Erinnern Sie sich? Prof Antes? Der in Studien bewiesen hat, dass „80 % der deutschen Ärzte vom globalen Wissenspool abgeschnitten sind“. Man könnte dieses „abgeschnitten“ natürlich sehr viel drastischer ausdrücken. Schau, schau, habe ich gedacht.

Frage: Werden Menschen mit seelischen Störungen falsch behandelt?

Hecken: Soeben ist das neue Handbuch der seelischen Störungen veröffentlicht worden (News vom 30.03.2013). Es enthält völlig neue Krankheitsbilder. Zum Beispiel wurde die Trauer, wenn sie länger als zwei Wochen dauert, zum behandlungswürdigen Tatbestand erhoben. Und plötzliche Wutausbrüche von Kindern wären demnach eine Krankheit, die bestenfalls mit Ritalin zu behandeln ist.

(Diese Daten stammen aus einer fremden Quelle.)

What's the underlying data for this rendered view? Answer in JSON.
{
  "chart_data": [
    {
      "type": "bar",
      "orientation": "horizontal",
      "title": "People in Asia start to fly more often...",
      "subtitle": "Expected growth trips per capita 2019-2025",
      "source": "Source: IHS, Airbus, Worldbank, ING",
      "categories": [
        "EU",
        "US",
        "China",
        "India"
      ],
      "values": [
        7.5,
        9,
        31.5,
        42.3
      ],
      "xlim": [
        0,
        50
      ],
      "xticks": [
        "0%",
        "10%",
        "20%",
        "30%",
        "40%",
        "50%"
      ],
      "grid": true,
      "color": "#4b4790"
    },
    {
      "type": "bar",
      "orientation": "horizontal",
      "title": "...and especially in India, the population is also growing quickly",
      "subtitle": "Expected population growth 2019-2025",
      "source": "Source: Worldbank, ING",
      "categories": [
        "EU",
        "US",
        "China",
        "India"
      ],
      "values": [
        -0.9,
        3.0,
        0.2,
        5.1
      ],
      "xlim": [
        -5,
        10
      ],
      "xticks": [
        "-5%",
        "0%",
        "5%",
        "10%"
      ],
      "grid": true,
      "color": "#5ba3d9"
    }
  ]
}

Frage: Sie meinen wahrscheinlich die Disruptive Mood Dysregulation Disorder – gibt es sie denn nicht?

Hecken: Naja, meine drei Kinder hatten durchaus diese unkontrollierten Wutanfälle – sie gingen regelhaft in ebensolche beim Vater über. Wir haben kein Ritalin verabreicht und bemerkt, dass diese Ausbrüche auch so verfliegen. Unter dem Night-eating Syndrom – ebenfalls eine neue Krankheit – leide ich übrigens auch gelegentlich.

Mitbekommen? Da macht sich jemand lustig über das Handbuch. Tatsächlich über die Psychotherapie. Macht sich begründet lustig. Merken die Herren das nicht (noch einmal News vom 30.03.2013)?

Frage: Die Deutschen sind Weltmeister der Praxisbesuche, jeder gesetzlich versicherte Bürger kommt auf mehr als 17 Arztkontakte im Jahr. Hat der Doktor die Rolle des Sinnstifters im Leben übernommen?

Hecken: Für viele Menschen scheint es …einfach nicht mehr möglich zu sein, behandlungsbedürftige Tatbestände von Befindlichkeitsstörungen abzugrenzen, mal zu sagen: OK, jetzt läuft die Nase, ich lege mich mal zwei Tage ins Bett.

Muss man nicht kommentieren. Das mit dem Sinnstifter hat der Spiegel völlig richtig erkannt. Kann ich als Hausarzt nur bestätigen.

Frage: Inwiefern darf man den Menschen zumuten, ihr Verhalten zu verändern, um das Gesundheitssystem zu entlasten?

Hecken: Die Zumutung steht ja im Sozialgesetzbuch: Der einzelne Kranke hat Anspruch darauf, dass ihm die Allgemeinheit hilft. Und der Einzelne IST VERPFLICHTET durch seine Lebensführung dazu beizutragen, dass er Krankheiten vermeidet, verhindert und Heilung unterstützt.

Sie sind verpflichtet! Jeder Beamte hat das sogar noch mal extra in seinem Eid bekräftigt. Wenn ich mir dann den tüchtigen Herrn Altmaier angucke… kann ich stundenlang über das Wort "Verpflichtung" nachsinnen.

Fazit: Hecken ist ein Funktionär, der über das Sache steht. Beeindruckend. Wahrscheinlich gibt es davon viele. Wir kriegen es nur nicht mit.